Neither ‘Asian values’ nor any other form of regional exceptionalism can be invoked to justify authoritarian rule, President Barack Obama said in Laos today.
“[D]emocracy can flourish in Asia because we’ve seen it thrive from Japan and South Korea to Taiwan,” he said:
Across this region, we see citizens reaching to shape their own futures. And freedom of speech and assembly, and the right to organize peacefully in civil society without harassment or fear of arrest or disappearing we think makes a country stronger. A free press that can expose abuse and injustice makes a country stronger. And access to information and an open Internet where people can learn and share ideas makes a country stronger. An independent judiciary that upholds the rule of law, and free and fair elections so that citizens can choose their own leaders — these are all the rights that we seek for all people.

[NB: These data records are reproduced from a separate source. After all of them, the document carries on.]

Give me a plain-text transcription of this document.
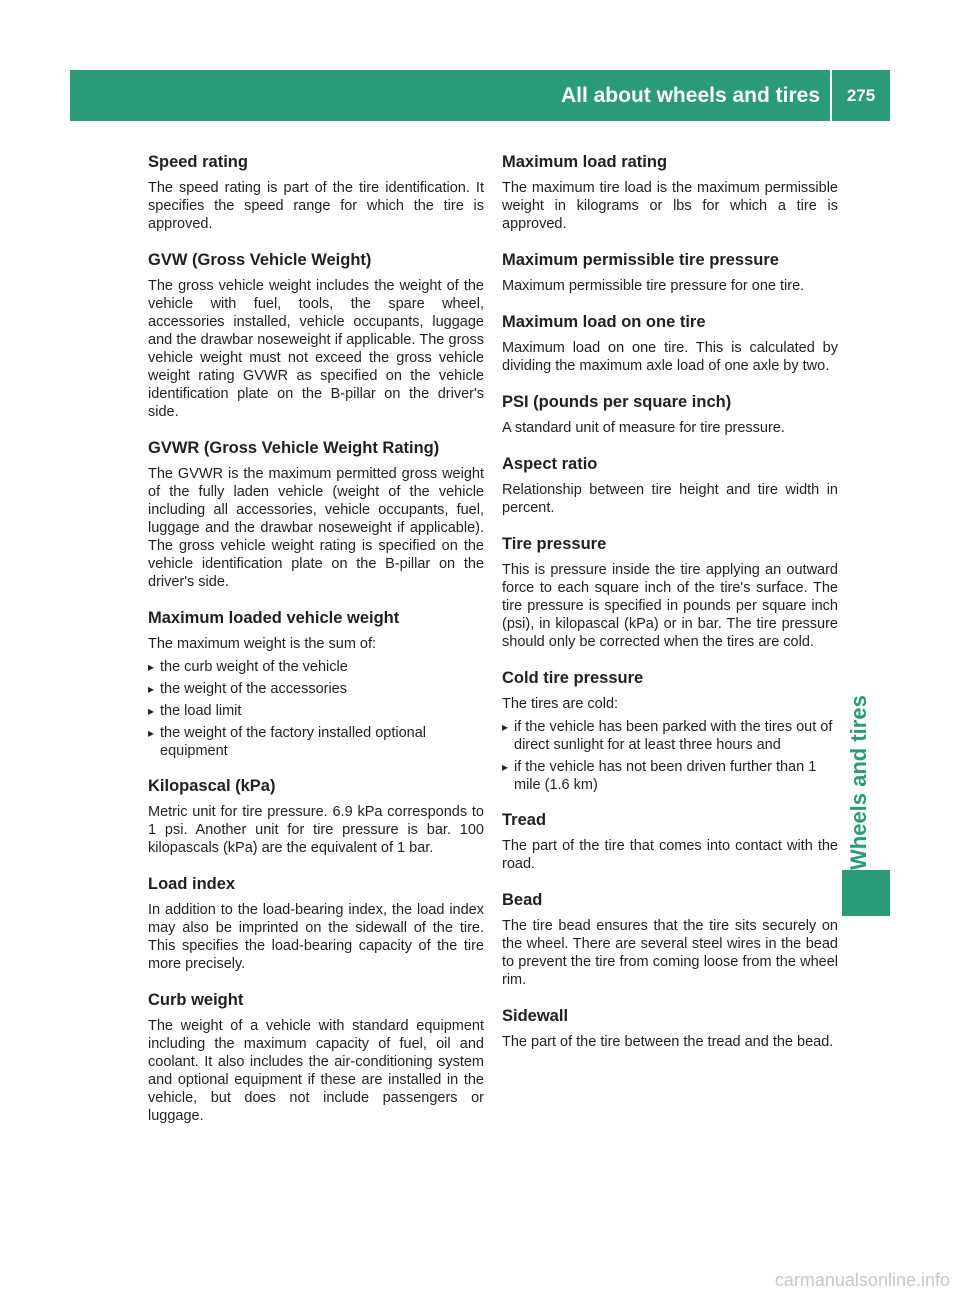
All about wheels and tires	275
Wheels and tires
Speed rating

The speed rating is part of the tire identification. It specifies the speed range for which the tire is approved.

GVW (Gross Vehicle Weight)

The gross vehicle weight includes the weight of the vehicle with fuel, tools, the spare wheel, accessories installed, vehicle occupants, luggage and the drawbar noseweight if applicable. The gross vehicle weight must not exceed the gross vehicle weight rating GVWR as specified on the vehicle identification plate on the B-pillar on the driver's side.

GVWR (Gross Vehicle Weight Rating)

The GVWR is the maximum permitted gross weight of the fully laden vehicle (weight of the vehicle including all accessories, vehicle occupants, fuel, luggage and the drawbar noseweight if applicable). The gross vehicle weight rating is specified on the vehicle identification plate on the B-pillar on the driver's side.

Maximum loaded vehicle weight

The maximum weight is the sum of:

▸ the curb weight of the vehicle
▸ the weight of the accessories
▸ the load limit
▸ the weight of the factory installed optional equipment
Kilopascal (kPa)

Metric unit for tire pressure. 6.9 kPa corresponds to 1 psi. Another unit for tire pressure is bar. 100 kilopascals (kPa) are the equivalent of 1 bar.

Load index

In addition to the load-bearing index, the load index may also be imprinted on the sidewall of the tire. This specifies the load-bearing capacity of the tire more precisely.

Curb weight

The weight of a vehicle with standard equipment including the maximum capacity of fuel, oil and coolant. It also includes the air-conditioning system and optional equipment if these are installed in the vehicle, but does not include passengers or luggage.

Maximum load rating

The maximum tire load is the maximum permissible weight in kilograms or lbs for which a tire is approved.

Maximum permissible tire pressure

Maximum permissible tire pressure for one tire.

Maximum load on one tire

Maximum load on one tire. This is calculated by dividing the maximum axle load of one axle by two.

PSI (pounds per square inch)

A standard unit of measure for tire pressure.

Aspect ratio

Relationship between tire height and tire width in percent.

Tire pressure

This is pressure inside the tire applying an outward force to each square inch of the tire's surface. The tire pressure is specified in pounds per square inch (psi), in kilopascal (kPa) or in bar. The tire pressure should only be corrected when the tires are cold.

Cold tire pressure

The tires are cold:

▸ if the vehicle has been parked with the tires out of direct sunlight for at least three hours and
▸ if the vehicle has not been driven further than 1 mile (1.6 km)
Tread

The part of the tire that comes into contact with the road.

Bead

The tire bead ensures that the tire sits securely on the wheel. There are several steel wires in the bead to prevent the tire from coming loose from the wheel rim.

Sidewall

The part of the tire between the tread and the bead.

carmanualsonline.info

The disappearance of Sombath Somphone nearly four years ago is a reminder of the dismal human rights record of the authoritarian government of Laos, which is hosting President Obama and Asian leaders at a regional summit, AP reports:
The government says it is investigating but has provided no leads into Sombath’s whereabouts, and no arrests have been made, leading critics of Laos’ communist government to believe that his disappearance was state-orchestrated.
“It’s a test case for Obama. If he mentions it publicly it would make it much more difficult for Laos to sweep it under the carpet. The fact that the most powerful man on the planet cares about Sombath will count for something,” said Phil Robertson, the deputy Asia director of Human Rights Watch.
But some analysts believe democracy and human rights have been subordinated to strategic concerns.
“The rebalancing is a complete failure on multiple levels,” says Bridget Welsh, a Southeast Asia expert at National Taiwan University. “Obama has left a worsening authoritarian legacy. But they couldn’t care less because it’s all about China,” she told TIME magazine:
Certainly, Southeast Asia has regressed politically over the course of the “rebalance,” with the notable exception of Burma (officially called Myanmar), which has moved toward qualified democracy. A military junta has run Thailand since a May 2014 coup d’état. Malaysia’s opposition leader is once again behind bars, while Prime Minister Najib Razak stands accused of embezzling $700 million of state funds. (He denies any wrongdoing). Singapore, Vietnam, Cambodia, Brunei and Laos remain autocratic, with the 2012 disappearance of award-winning Lao activist Sombath Somphone still unexplained in the latter.
Yet the White House has pushed increased engagement with all these states. In May, Obama lifted a 50-year-old arms embargo with Vietnam. He did this even though key civil-society leaders were detained on their way meet him in Hanoi. Obama raised the issue, though still inked the deal.
“This was a necessary step politically as the conservatives in Vietnam basically made it nonnegotiable,” says Carlyle Thayer, emeritus professor at Australia’s University of New South Wales.
Three France-based human rights organizations, the FIDH, the Vietnam Committee on Human Rights (VCHR) and the French League for Human Rights (LDH) this week called upon French President François Hollande to raise urgent human rights issues in his discussions with the Vietnamese leadership, in particular the ongoing crackdown on freedom of expression, religion and peaceful assembly.